+1  A: 

Ben,

I may not be understanding you, but I think what you are asking is impossible.

Disclaimer: I have little experience with CUDA; I've been doing GPGPU programming with AMD/ATI's stream SDK for their Radeon gpus instead.

When you have the GPU execute a kernel, whether it's CUDA or CAL or whatever, the gpu has it's own memory and it's own physical address space. It can't access any of the memory in your program's virtual memory back on the cpu. The only data it can access are the buffers that you've created with cudaMalloc (or some other cuda API) and expicitly or implicitly copied it from your program's memory, over the PCIexpress bus into the video card's memory, usind cudaMemcpy (or similiar).

So you can put an abitrary pointer into a data buffer and give that data buffer to the gpu, but the pointer is an address in you're program's virtual memory address space. The gpu is not executing in that address space; it's executing in it's own memory space; so it can't dereference the pointer to get to the data.

Even if your system is "Unified Memory Architecture", where there is a cheap video chip which does not have it's own memory -- like on many laptops -- and the gpu uses a portion of the host cpu's memory, it still can't work. The pointer is in the virtual address space of your process, and it isn't a physical memory address.

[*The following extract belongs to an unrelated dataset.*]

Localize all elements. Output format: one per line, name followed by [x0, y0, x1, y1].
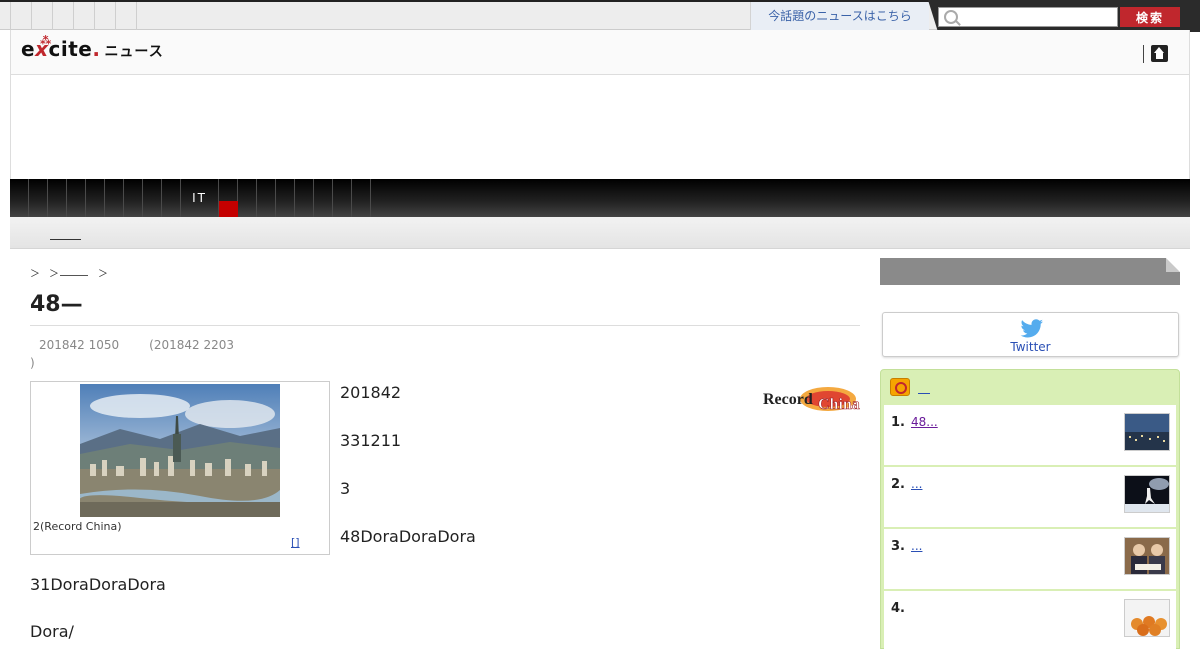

For that reason, I think it is impossible to compile a gpu kernel that would dereference a pointer type.

Die in Sente
A: 

Why don't you just use the so-called "packed" data representation? This approach allows you to place all the data you need into one-dimension byte array. E.g., if you need to store
struct data
{
  int nFiles;
  int nNames;
  int* files;
  int* names;
}
You can just store this data in the array this way:
[struct data (7*4=28 bytes)
  [int nFiles=3 (4 bytes)]
  [int nNames=2 (4 bytes)]
  [file0 (4 bytes)]
  [file1 (4 bytes)]
  [file2 (4 bytes)]
  [name0 (4 bytes)]
  [name1 (4 bytes)]
]

A: 

I think constant memory is 64K and you cannot allocate it dynamically using CudaMalloc. It has to be declared constant say, device constant data mydata [100]; similarly you also don't need to free it. Also you shouldn't pass the reference to it via pointer, just access it as a global variable. I tried doing similar thing and it gave me segfault (in devicemu).